I’m wondering because this https://en.wikipedia.org/wiki/Bayesian_information_criterion
seems to +1 for the variance.

• Jason Brownlee November 30, 2020 at 6:37 am #

Perhaps, I based my description on the textbooks listed at the end of the tutorial.

17. Jon March 14, 2021 at 12:02 pm #

How do you calculate AIC and BIC for Logistic Regression Models in Python?

• Jason Brownlee March 15, 2021 at 5:51 am #

The above calculations will help directly.

18. Neetika May 26, 2021 at 1:23 am #

It is really nicely articulated article. I had initially struggled to understand these concepts, but your article made it crystal clear. I wanted to implement new criteria for model selection via GLM based approach – stepwise forward regression using R or Python. Could you please suggest what parameters I can consider for defining criteria. Also in case you have sample code for GLM or stepwise forward regression, it would be great help.

• Jason Brownlee May 26, 2021 at 5:55 am #

You’re welcome.

Perhaps you can implement the algorithm from a paper or textbook or start with an existing implementation.

19. Martin Zwanzig June 7, 2021 at 6:12 pm #

Do the methods listed above (make_regression) fit the model(s) by maximum likelihood?

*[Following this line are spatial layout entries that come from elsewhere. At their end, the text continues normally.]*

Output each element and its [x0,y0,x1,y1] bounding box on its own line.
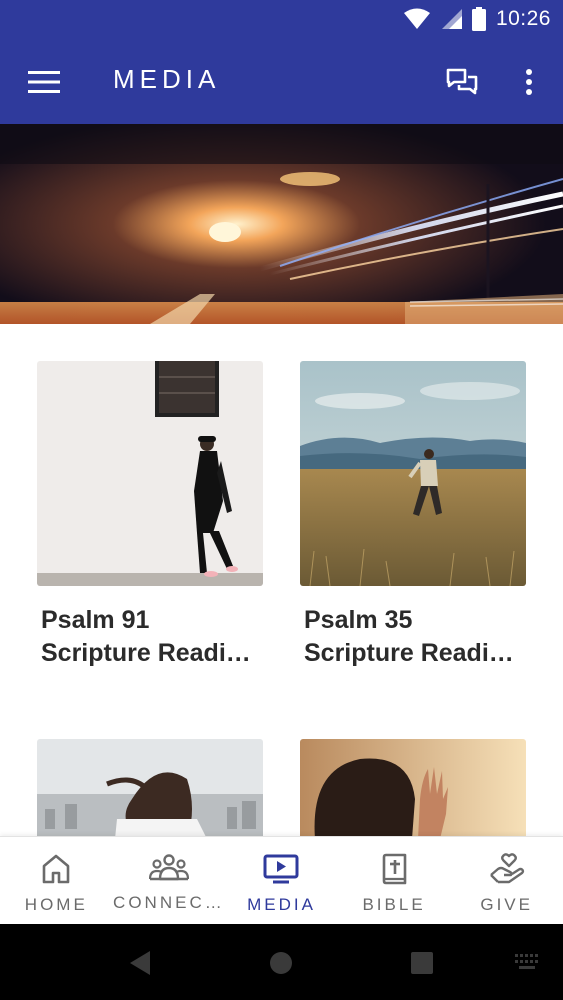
media-thumbnail [300,739,526,836]
nav-item-label: BIBLE [362,895,426,914]
hand-heart-icon [489,853,524,884]
status-bar: 10:26 [0,0,563,40]
media-card[interactable] [300,739,526,836]
system-navigation-bar [0,924,563,1000]
media-thumbnail [37,739,263,836]
page-title: MEDIA [113,64,221,94]
hamburger-icon [28,71,60,93]
nav-item-label: CONNEC… [113,893,225,912]
highway-light-trails-image [0,124,563,324]
media-card-title-line2: Scripture Readi… [304,639,514,667]
nav-item-home[interactable]: HOME [0,837,113,924]
nav-item-bible[interactable]: BIBLE [338,837,451,924]
tv-play-icon [263,854,299,884]
battery-icon [471,7,486,31]
nav-item-connect[interactable]: CONNEC… [113,837,226,924]
menu-button[interactable] [24,64,64,100]
media-card[interactable]: Psalm 91 Scripture Readi… [37,361,263,670]
status-icons: 10:26 [403,7,551,31]
more-options-button[interactable] [514,62,544,102]
nav-item-label: MEDIA [247,895,316,914]
bible-icon [382,853,407,885]
nav-item-give[interactable]: GIVE [450,837,563,924]
people-icon [148,854,189,881]
home-icon [42,854,70,884]
nav-item-media[interactable]: MEDIA [225,837,338,924]
media-card[interactable] [37,739,263,836]
app-bar: MEDIA [0,40,563,124]
wifi-icon [403,8,430,29]
media-card-title-line1: Psalm 35 [304,606,413,634]
man-walking-by-wall-image [37,361,263,586]
media-thumbnail [37,361,263,586]
woman-hand-sunset-image [300,739,526,836]
chat-button[interactable] [442,62,482,102]
media-card-title: Psalm 91 Scripture Readi… [37,604,263,670]
hero-banner-image[interactable] [0,124,563,324]
status-time: 10:26 [495,7,551,30]
media-thumbnail [300,361,526,586]
more-vert-icon [526,69,532,95]
media-card[interactable]: Psalm 35 Scripture Readi… [300,361,526,670]
home-circle-icon[interactable] [269,951,293,975]
chat-icon [446,68,478,95]
media-card-title: Psalm 35 Scripture Readi… [300,604,526,670]
woman-hair-blowing-image [37,739,263,836]
nav-item-label: GIVE [480,895,533,914]
nav-item-label: HOME [24,895,88,914]
media-card-title-line2: Scripture Readi… [41,639,251,667]
man-running-in-field-image [300,361,526,586]
back-icon[interactable] [128,950,152,976]
signal-icon [441,9,462,29]
recents-icon[interactable] [410,951,434,975]
keyboard-icon[interactable] [514,953,542,971]
media-card-title-line1: Psalm 91 [41,606,150,634]
bottom-navigation: HOME CONNEC… MEDIA BIBLE GIVE [0,836,563,924]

If not, the following principle is ignored:

“The theory of AIC requires that the log-likelihood has been maximized: whereas AIC can be computed for models not fitted by maximum likelihood, their AIC values should not be compared.” (from ‘help(AIC)’ (package ‘stats’))

In other words: When linear models are not fitted by maximum likelihood, their results cannot be compared by measures such AIC and BIC.

Such measures also cannot be used to compare models fitted to a different response (or when the response has been transformed in one case but not the other).
@ Dr. James T. Walker: Also not to the same response considering a different sample size!